QuackDB
Remote DuckDB analytics from Elixir, backed by DuckDB's experimental Quack protocol.
quackdb lets Elixir applications query and append to a remote DuckDB process without embedding DuckDB in the BEAM. It provides a DBConnection-first client, direct Quack protocol decoding, streaming result fetches, native append writes, source helpers for analytical files and lakehouse tables, and optional Ecto/Explorer integrations.
Warning
QuackDB itself is experimental and not production-ready. The package API, result shapes, Ecto adapter behavior, and supported type coverage may change as the project evolves. It also targets DuckDB's experimental Quack protocol, which may change across DuckDB releases. Use it at your own risk, validate behavior against your DuckDB version, and avoid relying on it for critical production workloads yet.
Status
QuackDB currently focuses on the remote protocol and DBConnection client core. It supports:
DBConnection-backed remote DuckDB queries over Quack HTTP endpoints- streaming and fetch continuation for large analytical result sets
- native append writes through DuckDB
DataChunks viaQuackDB.insert_rows/4 - rich DuckDB scalar fidelity including decimals, UUIDs, enums,
BIGNUM, nanosecond temporal values, intervals, andTIME WITH TIME ZONE - nested DuckDB values such as
LIST,STRUCT,ARRAY, andMAP - source helpers for Parquet, CSV, JSON, XLSX, Delta, and Iceberg table functions
- column-oriented result helpers for analytical/vector-style workflows
- optional Ecto SQL adapter support for raw SQL, analytical reads,
insert/2, andinsert_all/3 - optional Explorer dataframe handoff helpers
- supervised local DuckDB Quack server processes for development
Raw SQL can use the full DuckDB surface. Ecto query generation is growing toward analytical DuckDB usage while keeping unsupported features explicit.
Why QuackDB?
Use QuackDB when you want DuckDB's analytical SQL from Elixir while keeping DuckDB in a separate process.
That gives you:
- a normal OTP/
DBConnectionclient surface - remote DuckDB execution instead of embedding native database state in your BEAM
- efficient protocol-level result decoding
- explicit unsupported-feature errors instead of silent lossy behavior
- optional Ecto and Explorer layers without making them required
Installation
Add :quackdb to your dependencies:
def deps do
[
{:quackdb, "~> 0.2.0"}
]
end
DuckDB's Quack protocol is currently experimental.
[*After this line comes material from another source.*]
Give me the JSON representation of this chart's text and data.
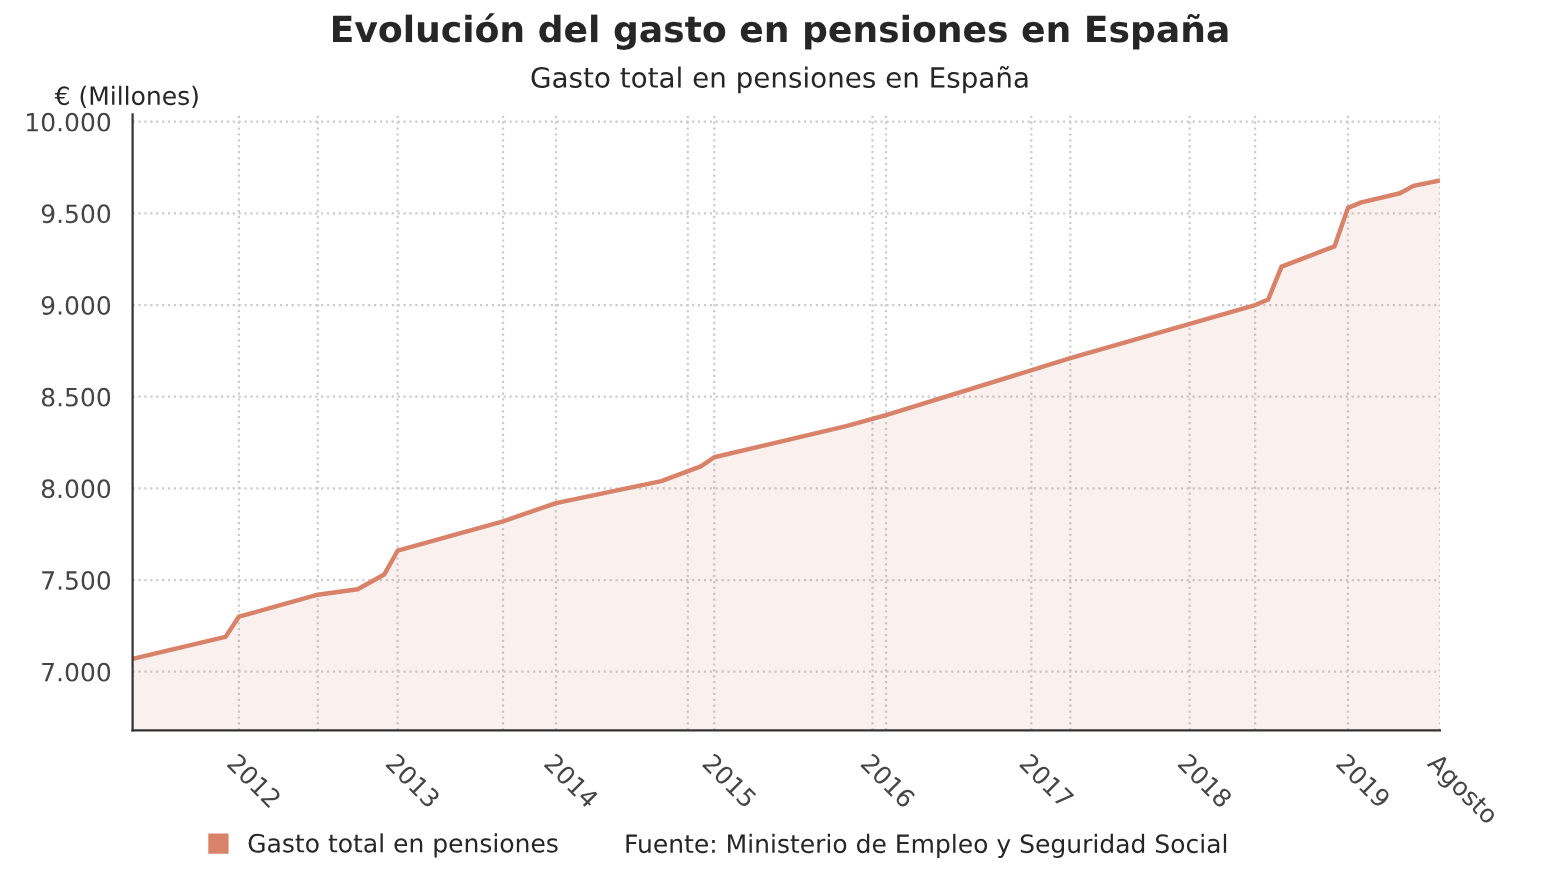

For local testing, use DuckDB 1.5.3 or newer with the quack extension.
Optional integrations are compiled only when their packages are available. Add Explorer when you want dataframe handoff helpers:
def deps do
[
{:quackdb, "~> 0.2.0"},
{:explorer, "~> 0.11"}
]
end
Start a DuckDB Quack server
For local development, QuackDB can supervise DuckDB's external CLI process for you:
children = [
{QuackDB.Server,
name: MyApp.DuckDB,
endpoint: "quack:localhost:9494",
uri: "http://[::1]:9494",
token: "super_secret"},
{QuackDB,
name: MyApp.QuackDB,
uri: "http://[::1]:9494",
token: "super_secret"}
]
Or start DuckDB manually:
duckdb -interactive -init /dev/null \
-cmd "LOAD quack; CALL quack_serve('quack:localhost', token='super_secret');"
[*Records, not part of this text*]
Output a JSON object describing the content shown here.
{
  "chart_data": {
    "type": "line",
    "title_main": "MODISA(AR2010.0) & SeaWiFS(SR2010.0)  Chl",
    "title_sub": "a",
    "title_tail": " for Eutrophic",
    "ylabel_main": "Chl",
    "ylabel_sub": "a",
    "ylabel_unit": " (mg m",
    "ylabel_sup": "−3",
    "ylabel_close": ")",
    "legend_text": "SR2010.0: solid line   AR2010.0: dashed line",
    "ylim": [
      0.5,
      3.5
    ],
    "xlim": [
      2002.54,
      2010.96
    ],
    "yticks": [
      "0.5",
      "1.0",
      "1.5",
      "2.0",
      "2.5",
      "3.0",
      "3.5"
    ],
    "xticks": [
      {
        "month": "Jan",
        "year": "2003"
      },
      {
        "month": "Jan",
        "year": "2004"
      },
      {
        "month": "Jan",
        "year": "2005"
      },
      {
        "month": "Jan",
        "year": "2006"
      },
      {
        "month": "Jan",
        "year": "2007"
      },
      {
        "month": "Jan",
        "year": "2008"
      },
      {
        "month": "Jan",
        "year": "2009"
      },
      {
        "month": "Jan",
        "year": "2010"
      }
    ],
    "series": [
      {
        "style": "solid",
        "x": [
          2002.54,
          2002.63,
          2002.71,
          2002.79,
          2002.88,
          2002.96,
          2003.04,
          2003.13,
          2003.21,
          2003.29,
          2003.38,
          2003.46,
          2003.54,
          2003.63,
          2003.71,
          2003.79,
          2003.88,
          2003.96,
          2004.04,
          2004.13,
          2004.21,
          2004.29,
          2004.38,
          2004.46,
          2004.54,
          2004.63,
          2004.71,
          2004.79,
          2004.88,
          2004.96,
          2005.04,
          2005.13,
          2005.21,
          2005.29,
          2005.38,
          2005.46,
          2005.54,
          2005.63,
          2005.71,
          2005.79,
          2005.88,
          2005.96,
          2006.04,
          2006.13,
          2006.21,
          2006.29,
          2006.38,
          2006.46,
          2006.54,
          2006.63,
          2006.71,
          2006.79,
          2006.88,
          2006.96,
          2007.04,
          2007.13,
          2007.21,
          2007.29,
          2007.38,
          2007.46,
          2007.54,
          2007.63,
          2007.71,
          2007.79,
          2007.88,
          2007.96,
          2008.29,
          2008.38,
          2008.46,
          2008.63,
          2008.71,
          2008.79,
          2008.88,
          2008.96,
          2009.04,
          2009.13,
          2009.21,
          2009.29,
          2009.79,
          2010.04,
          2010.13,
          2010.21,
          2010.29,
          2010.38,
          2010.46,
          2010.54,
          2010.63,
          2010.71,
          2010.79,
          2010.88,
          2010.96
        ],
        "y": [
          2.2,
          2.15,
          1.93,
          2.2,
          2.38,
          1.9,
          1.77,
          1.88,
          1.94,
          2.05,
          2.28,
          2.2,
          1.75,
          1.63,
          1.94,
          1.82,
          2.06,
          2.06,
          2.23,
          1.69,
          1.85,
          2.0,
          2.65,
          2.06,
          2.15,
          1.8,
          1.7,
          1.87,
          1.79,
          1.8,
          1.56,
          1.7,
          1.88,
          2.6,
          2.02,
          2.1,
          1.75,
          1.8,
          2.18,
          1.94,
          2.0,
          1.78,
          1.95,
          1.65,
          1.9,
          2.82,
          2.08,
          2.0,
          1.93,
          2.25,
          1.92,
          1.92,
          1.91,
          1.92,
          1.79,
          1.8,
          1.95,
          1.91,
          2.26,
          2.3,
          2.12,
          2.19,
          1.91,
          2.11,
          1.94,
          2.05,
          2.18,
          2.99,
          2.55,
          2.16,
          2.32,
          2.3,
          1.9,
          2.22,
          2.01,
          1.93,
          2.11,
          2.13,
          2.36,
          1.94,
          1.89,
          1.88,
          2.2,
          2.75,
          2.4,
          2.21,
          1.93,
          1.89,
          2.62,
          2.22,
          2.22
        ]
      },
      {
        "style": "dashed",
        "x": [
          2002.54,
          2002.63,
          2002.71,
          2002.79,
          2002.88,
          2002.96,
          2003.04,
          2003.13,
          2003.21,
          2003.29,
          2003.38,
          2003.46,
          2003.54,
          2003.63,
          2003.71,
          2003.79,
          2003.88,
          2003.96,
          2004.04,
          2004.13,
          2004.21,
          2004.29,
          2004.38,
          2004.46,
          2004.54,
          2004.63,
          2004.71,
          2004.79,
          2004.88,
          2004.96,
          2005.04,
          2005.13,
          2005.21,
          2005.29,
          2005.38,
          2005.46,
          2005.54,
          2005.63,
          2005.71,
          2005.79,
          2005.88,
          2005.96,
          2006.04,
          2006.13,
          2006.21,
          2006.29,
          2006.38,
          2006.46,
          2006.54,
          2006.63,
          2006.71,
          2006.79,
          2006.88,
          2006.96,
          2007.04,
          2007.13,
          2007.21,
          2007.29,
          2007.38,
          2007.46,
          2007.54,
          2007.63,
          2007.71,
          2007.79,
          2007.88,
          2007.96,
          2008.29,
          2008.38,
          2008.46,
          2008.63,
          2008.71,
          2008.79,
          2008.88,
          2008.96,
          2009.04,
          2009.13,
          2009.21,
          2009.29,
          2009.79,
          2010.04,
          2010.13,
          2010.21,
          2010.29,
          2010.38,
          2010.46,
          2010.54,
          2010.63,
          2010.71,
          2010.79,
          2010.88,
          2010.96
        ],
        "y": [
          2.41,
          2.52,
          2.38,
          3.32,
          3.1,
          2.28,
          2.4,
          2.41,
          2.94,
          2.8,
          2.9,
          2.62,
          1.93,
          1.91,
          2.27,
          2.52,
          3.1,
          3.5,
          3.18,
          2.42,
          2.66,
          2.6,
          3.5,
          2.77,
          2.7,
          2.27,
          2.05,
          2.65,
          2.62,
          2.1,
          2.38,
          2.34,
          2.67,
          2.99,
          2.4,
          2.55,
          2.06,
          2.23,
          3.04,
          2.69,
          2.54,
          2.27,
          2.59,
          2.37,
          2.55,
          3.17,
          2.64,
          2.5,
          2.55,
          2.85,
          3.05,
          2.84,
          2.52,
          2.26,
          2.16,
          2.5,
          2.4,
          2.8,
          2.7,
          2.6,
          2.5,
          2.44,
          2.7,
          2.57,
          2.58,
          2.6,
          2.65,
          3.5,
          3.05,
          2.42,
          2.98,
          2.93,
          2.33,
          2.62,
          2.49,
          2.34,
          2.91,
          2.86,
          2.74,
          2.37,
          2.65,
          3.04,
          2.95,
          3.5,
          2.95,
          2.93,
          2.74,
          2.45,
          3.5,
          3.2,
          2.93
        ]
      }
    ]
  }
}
quack:localhost may bind on IPv6 localhost, so the examples use http://[::1]:9494.
Usage
Connect
{:ok, conn} =
QuackDB.start_link(
uri: "http://[::1]:9494",
token: "super_secret"
)
Query
:ok = QuackDB.ping(conn)
{:ok, result} = QuackDB.query(conn, "SELECT 1 AS n")
result.columns
#=> ["n"]
result.rows
#=> [[1]]
QuackDB formats positional parameters as DuckDB SQL literals client-side because the current Quack request path does not expose server-side bind parameters:
{:ok, result} = QuackDB.query(conn, "SELECT ? AS name, ? AS n", ["duck", 42])
result.rows
#=> [["duck", 42]]
Placeholders inside strings and comments are ignored while formatting, and unsupported parameter values raise explicit errors.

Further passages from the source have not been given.